Mighty Life List
Jan 27 2015

Station Eleven by Emily St. John Mandel

Station Eleven is set in a post-epidemic landscape, with 99 percent of the population having been wiped out. My favorite part:

Toward the end of his second decade in the airport, Clark was thinking about how lucky he’d been. Not just the mere fact of survival, which was of course remarkable in and of itself, but to have seen one world end and another begin. And not just to have seen the remembered splendors of the former world, the space shuttles and the electrical grid and the amplified guitars, the computers that could be held in the palm of a hand and the high-speed trains between cities, but to have lived among those wonders for so long. To have dwelt in that spectacular world for fifty-one years of his life. Sometimes he lay awake in Concourse B of the Severn City Airport and thought, “I was there,” and the thought pierced him through with an admixture of sadness and exhilaration.

Reminds me of the Louis CK bit on cell phones and flying.

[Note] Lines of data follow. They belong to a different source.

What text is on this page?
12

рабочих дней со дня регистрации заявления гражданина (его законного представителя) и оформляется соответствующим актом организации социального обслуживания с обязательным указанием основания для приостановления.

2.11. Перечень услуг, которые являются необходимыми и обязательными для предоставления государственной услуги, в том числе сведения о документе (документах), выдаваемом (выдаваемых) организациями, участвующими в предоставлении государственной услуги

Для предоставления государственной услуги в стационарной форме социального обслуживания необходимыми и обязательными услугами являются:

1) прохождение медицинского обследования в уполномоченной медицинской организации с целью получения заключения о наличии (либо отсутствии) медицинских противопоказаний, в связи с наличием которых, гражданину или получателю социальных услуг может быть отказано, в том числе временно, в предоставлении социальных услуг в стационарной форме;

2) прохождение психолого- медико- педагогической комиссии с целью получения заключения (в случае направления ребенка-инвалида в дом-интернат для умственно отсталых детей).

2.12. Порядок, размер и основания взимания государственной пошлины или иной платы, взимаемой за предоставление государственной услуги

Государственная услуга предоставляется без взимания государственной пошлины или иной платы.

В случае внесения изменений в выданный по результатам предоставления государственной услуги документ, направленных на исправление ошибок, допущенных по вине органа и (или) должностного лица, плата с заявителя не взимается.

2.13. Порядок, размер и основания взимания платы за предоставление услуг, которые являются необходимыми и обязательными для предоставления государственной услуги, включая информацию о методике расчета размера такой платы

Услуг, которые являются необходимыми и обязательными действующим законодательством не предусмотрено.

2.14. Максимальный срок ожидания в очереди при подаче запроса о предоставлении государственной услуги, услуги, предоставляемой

5 Responses to “Station Eleven by Emily St. John Mandel”

  • Megan Says:

    I’m just in the middle and am loving it.

  • Sarahmia Says:

    This sounds amazing.

  • ranger Says:

    One of the better novels I’ve read in the past few years. I’ve already recommended it to several people.

  • Miette Says:

    It’s so so good. I couldn’t be more glad to see Emily find a broader audience.

  • kristina Says:

    Reminds me of the Bone Clocks. It’s getting to the point where these kinds of stories just stress me out – I don’t want to live in a post-apocalyptic world, and I don’t want anyone I love to, either.